By James L. CurtisMatthew A. Sloan, and Craig B. Simonsen

Seyfarth Synopsis: The 15-day statutory deadline to contest federal OSHA citations has been the subject of recent litigation in the 5th and 11th Circuits and before the Occupational Safety and Health Review Commission. In those cases, after having their contests to the citations dismissed for failure to contest by the statutory deadline or failure to satisfy court deadlines, employers have asked for a second look, citing confusion, miscommunication, and staffing-related issues.  During a global pandemic, the risk of such issues arising and causing missed deadlines is exacerbated. While the courts and the Commission might exhibit some additional leeway, employers in pending inspections or OSHA-related litigation should take steps now to ensure critical deadlines are not missed.

After receiving a citation from federal OSHA, an employer has 15 working days from receipt of the Citation and Notification of Penalty to file a written Notice of Contest to the citations. 29 U.S.C. § 659(a).  We have previously blogged on this very important topic. See Fifth Circuit Provides New Grounds for Employers to Pursue Late Notices of Contest to OSHA Citations, and Don’t Be Late — Review Commission Law Judge Finds Notice of Contest Filed Late Was Inexcusable Neglect. Failure to contest the citations, without excusable neglect, can result in the citations becoming a final order. And even after filing a Notice of Contest, failure to meet court deadlines can result in default judgment being entered against the employer and the Notice of Contest being dismissed.

Recently, however, some employers have received reprieve in cases in which they missed deadlines. For example, in Secretary of Labor v. Arch-Tech Construction, an employer missed several deadlines and telephonic conferences with the OSHRC administrative law judge during the early months of the pandemic, and the ALJ dismissed the employer’s Notice of Contest as a consequence. The employer asked the Commission to review, averring confusion over the virus-related shutdown of courts in Massachusetts in March and miscommunication between the business owner and Department of Labor attorneys led the owner to believe OSHA had dropped the citations or legal actions were on hold.
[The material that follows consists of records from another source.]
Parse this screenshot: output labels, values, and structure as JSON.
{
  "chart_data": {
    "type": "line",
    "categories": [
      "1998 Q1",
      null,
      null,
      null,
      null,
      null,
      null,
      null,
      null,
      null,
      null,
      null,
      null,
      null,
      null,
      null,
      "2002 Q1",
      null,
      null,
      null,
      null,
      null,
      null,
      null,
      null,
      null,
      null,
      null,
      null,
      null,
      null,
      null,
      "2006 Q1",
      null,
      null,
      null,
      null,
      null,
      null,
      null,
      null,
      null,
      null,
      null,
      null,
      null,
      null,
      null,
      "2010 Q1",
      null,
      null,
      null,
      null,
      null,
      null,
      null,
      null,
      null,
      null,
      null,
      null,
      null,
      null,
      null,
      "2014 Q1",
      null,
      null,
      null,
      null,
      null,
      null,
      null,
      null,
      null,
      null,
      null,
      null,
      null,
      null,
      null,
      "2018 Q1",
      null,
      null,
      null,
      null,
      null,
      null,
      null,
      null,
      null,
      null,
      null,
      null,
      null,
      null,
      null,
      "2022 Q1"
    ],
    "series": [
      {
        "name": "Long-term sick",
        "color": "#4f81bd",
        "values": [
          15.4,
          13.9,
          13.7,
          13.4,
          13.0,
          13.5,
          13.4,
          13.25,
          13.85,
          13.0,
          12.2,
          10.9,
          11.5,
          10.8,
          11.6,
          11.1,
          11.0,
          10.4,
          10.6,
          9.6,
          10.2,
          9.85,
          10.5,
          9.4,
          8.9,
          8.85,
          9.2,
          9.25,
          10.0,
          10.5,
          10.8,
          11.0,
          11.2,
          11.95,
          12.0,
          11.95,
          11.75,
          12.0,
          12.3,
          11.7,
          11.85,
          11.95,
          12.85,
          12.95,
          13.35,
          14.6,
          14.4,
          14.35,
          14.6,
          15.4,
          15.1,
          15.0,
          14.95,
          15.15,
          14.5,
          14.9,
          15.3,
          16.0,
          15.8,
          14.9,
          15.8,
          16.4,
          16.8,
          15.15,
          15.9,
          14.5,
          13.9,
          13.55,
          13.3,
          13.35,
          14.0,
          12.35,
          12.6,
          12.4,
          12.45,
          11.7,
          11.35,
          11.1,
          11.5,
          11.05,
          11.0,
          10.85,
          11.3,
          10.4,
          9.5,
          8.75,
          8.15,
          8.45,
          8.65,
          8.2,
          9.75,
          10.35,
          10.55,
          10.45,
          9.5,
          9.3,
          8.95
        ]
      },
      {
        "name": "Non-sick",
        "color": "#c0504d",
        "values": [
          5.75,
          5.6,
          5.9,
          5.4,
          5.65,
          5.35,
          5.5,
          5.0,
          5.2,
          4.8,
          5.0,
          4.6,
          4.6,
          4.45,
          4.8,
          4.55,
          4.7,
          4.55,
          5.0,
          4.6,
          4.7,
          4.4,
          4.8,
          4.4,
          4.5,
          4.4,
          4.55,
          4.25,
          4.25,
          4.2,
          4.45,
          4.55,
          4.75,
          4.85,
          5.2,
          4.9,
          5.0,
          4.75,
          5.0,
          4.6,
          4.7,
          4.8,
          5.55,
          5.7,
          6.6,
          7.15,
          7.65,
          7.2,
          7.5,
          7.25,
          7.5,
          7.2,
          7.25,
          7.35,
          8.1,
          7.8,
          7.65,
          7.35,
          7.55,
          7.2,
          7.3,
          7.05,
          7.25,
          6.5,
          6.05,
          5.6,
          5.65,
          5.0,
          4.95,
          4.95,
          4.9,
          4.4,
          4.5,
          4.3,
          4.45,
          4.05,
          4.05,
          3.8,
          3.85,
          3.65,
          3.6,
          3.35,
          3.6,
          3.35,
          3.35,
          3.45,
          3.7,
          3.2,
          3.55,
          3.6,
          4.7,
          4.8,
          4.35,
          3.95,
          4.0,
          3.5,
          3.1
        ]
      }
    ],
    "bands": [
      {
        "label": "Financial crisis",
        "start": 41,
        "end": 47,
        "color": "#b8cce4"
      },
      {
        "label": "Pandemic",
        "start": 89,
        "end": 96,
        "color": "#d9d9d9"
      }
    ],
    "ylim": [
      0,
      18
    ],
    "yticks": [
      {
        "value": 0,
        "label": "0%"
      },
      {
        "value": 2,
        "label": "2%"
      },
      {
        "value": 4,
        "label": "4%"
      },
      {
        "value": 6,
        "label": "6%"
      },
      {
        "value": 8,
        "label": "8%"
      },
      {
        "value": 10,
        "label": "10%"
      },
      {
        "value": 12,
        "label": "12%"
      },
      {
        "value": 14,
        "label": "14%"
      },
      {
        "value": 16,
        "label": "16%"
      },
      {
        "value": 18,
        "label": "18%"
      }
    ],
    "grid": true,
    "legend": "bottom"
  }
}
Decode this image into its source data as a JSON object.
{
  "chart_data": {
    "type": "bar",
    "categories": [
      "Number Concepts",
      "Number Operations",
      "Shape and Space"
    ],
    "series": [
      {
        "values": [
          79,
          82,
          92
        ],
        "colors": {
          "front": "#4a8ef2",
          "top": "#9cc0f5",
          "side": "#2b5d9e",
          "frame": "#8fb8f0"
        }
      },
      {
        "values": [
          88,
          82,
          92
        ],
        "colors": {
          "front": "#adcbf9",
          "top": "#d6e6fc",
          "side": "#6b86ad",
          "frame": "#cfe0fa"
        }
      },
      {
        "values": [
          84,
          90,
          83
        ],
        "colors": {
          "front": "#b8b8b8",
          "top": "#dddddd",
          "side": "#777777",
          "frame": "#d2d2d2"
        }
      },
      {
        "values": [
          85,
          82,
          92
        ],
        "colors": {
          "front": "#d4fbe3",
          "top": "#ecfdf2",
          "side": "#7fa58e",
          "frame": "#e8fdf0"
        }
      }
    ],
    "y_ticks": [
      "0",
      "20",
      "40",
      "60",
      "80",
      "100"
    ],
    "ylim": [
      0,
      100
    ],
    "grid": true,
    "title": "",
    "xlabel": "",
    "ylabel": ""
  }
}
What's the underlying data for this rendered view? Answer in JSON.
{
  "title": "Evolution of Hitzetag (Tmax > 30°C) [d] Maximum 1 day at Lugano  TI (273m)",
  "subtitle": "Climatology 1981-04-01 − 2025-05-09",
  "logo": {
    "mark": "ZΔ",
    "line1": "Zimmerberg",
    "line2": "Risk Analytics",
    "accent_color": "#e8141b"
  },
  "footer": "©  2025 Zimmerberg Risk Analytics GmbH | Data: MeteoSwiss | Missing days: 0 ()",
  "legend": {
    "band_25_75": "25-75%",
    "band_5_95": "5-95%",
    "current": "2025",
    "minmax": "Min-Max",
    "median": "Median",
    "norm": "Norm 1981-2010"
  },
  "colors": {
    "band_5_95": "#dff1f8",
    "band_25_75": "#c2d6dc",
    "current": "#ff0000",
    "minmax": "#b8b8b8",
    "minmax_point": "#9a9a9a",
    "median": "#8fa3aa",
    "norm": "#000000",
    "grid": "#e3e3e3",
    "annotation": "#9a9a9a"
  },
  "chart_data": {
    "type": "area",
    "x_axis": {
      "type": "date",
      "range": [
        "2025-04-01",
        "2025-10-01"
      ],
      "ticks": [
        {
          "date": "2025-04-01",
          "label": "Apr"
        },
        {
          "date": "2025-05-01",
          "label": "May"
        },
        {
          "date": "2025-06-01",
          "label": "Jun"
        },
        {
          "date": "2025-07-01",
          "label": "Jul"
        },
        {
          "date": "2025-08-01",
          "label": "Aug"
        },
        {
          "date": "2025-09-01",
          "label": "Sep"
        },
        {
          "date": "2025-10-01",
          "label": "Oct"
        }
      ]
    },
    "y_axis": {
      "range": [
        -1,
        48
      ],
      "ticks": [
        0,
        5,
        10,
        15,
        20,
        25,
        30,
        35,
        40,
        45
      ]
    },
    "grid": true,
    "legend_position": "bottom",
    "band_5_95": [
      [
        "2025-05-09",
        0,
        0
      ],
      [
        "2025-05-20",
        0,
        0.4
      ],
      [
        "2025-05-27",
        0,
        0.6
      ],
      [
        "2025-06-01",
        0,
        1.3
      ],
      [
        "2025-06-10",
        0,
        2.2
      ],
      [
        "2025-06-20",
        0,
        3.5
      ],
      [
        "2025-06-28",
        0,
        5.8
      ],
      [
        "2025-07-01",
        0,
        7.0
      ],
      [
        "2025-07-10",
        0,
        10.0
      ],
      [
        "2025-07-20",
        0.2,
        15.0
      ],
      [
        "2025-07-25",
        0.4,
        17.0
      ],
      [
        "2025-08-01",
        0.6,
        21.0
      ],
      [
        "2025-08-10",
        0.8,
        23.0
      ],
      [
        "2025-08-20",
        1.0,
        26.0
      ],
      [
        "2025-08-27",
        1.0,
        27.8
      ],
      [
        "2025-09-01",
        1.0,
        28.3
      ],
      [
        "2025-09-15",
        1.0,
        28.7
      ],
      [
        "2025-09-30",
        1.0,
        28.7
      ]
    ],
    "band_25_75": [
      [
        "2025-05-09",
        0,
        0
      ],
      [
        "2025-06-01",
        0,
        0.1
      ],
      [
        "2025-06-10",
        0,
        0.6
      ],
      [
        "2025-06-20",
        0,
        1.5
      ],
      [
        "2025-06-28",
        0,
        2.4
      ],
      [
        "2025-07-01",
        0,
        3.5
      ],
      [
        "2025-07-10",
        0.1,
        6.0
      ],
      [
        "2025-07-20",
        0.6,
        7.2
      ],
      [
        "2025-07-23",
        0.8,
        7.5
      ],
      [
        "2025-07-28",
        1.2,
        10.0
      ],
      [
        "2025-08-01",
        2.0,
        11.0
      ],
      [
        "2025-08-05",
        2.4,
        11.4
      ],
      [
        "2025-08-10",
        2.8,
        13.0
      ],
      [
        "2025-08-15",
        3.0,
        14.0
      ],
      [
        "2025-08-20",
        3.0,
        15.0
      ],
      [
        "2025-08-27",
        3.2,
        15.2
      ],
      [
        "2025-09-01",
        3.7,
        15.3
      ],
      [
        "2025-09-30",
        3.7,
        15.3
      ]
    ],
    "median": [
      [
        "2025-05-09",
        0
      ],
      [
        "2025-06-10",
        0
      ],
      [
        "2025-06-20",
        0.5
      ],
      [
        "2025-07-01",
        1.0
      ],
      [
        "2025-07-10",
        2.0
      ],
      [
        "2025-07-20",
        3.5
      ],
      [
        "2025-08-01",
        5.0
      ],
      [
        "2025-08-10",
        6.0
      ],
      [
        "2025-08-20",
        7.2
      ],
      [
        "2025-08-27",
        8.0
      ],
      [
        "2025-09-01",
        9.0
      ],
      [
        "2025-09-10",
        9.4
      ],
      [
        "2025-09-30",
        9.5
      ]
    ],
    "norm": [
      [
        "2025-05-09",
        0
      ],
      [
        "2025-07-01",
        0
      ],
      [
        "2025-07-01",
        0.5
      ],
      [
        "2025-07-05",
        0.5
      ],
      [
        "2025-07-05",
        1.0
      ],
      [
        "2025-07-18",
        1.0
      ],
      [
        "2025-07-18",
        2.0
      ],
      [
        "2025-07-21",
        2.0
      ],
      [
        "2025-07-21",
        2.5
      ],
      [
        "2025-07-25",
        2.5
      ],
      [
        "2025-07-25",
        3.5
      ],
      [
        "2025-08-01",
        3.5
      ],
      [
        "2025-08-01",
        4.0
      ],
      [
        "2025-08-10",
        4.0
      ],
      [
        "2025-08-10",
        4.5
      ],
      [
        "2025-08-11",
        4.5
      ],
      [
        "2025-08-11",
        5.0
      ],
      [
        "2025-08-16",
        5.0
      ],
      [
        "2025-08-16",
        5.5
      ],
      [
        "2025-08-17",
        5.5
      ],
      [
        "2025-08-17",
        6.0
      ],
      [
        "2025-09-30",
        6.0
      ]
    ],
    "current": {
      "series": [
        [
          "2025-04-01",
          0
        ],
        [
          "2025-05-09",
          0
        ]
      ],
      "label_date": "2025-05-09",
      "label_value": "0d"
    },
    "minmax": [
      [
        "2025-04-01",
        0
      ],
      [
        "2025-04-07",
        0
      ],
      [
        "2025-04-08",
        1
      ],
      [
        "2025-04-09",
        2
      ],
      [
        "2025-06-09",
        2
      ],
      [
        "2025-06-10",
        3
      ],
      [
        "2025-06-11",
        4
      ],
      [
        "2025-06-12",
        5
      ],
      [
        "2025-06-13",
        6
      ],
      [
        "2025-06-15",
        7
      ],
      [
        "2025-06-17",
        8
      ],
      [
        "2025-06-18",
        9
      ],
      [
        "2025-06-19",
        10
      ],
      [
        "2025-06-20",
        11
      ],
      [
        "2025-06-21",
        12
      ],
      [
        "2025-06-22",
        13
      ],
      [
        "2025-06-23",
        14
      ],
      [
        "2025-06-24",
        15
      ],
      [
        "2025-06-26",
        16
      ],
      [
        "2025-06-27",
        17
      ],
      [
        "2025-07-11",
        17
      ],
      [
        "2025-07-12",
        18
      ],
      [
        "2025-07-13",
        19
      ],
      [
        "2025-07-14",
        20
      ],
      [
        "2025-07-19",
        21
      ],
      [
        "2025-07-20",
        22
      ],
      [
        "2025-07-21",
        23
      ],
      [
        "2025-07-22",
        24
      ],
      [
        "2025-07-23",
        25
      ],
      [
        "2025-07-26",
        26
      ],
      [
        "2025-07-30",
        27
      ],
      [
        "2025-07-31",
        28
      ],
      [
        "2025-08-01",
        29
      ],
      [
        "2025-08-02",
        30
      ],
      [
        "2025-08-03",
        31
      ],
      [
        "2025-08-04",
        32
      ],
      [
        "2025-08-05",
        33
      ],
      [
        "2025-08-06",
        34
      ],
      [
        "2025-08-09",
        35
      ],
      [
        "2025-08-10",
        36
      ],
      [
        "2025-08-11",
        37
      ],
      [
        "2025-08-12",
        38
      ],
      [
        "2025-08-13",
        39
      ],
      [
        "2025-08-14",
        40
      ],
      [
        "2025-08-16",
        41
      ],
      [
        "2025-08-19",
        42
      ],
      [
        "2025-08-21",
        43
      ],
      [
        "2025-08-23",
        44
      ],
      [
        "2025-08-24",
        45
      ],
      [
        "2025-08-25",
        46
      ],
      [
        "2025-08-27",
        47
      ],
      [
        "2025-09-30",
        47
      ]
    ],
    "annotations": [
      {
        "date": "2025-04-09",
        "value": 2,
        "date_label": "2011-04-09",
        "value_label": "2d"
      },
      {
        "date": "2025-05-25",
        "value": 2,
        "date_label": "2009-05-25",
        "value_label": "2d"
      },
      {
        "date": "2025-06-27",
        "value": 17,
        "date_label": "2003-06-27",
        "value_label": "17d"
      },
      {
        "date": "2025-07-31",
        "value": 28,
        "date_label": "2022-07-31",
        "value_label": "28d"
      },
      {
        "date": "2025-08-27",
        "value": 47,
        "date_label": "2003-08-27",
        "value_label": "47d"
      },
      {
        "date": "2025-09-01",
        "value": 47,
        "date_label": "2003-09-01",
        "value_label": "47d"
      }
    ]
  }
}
The Commission agreed that it was appropriate for the ALJ to “impose the sanction of default for Respondent’s repeated failure to participate in Commission proceedings.” However, as the Commission noted, “[i]t is well established . . . that the Commission favors deciding cases on their merits, and the circumstances alleged in Respondent’s petition for discretionary review—namely, those surrounding the ongoing COVID-19 pandemic, the owner’s apparent confusion as to who should be contacted to ascertain the status of the case, and the alleged failure of the Regional Solicitor’s office to respond to the Respondent’s telephone calls—warrant remanding to the judge for him to consider these proffered reasons for Respondent’s failure to participate in these proceedings.” (internal quotations omitted).

In another recent case, PetSmart v. Secretary of Labor, the employer got a second chance in an appeal filed two-and-a-half years after the citation was delivered to a Vero Beach, Florida, store in October 2017. The ALJ initially rejected PetSmart’s late appeal, but all three Commission members in a remand order vacated the ALJ decision and sent the appeal back for reconsideration. PetSmart claims its Phoenix-based managers weren’t aware of the 2017 Vero Beach citation until a debt collection agency contacted corporate headquarters earlier this year, and that OSHA should have sent the citation and penalty notice to PetSmart’s Phoenix office.  PetSmart also says its corporate safety manager in 2017 had requested OSHA refer all questions to company headquarters. “Under these circumstances,” explained the Commission, “we find that an opportunity for the parties to present evidence is warranted.”

These two recent orders from the Commission might signal a preference that cases be decided on merits, rather than procedural default, when possible. This could have greater import during the COVID-19 pandemic, during which time OSHA and the Commission may have to make additional allowances for slow responses that can be attributed to virus-related issues.

Still, employers involved in ongoing OSHA inspections and litigation can take steps now to mitigate against the risk of default and other procedural issues, particularly during the pandemic, including:

  • Confirming with OSHA representatives during the inspection the specific address where citations should be sent if issued;
  • Confirming during the inspection the contact information of the OSHA inspector(s) and Area Office (phone, fax, and email);
  • Recording when citation documents are received and calculating the Notice of Contest deadline immediately;
  • Confirming with the Area Office the specific address where the Notice of Contest should be sent, and considering sending the Notice of Contest via fax and/or email to the Area Office;
  • Ensuring the correct contact information of the lead employer representative(s) are listed in the Notice of Contest;
  • After filing a Notice of Contest, monitor for emails from attorney(s) with the Department of Labor; and
  • Calendaring deadlines from the ALJ’s pre-trial schedule order.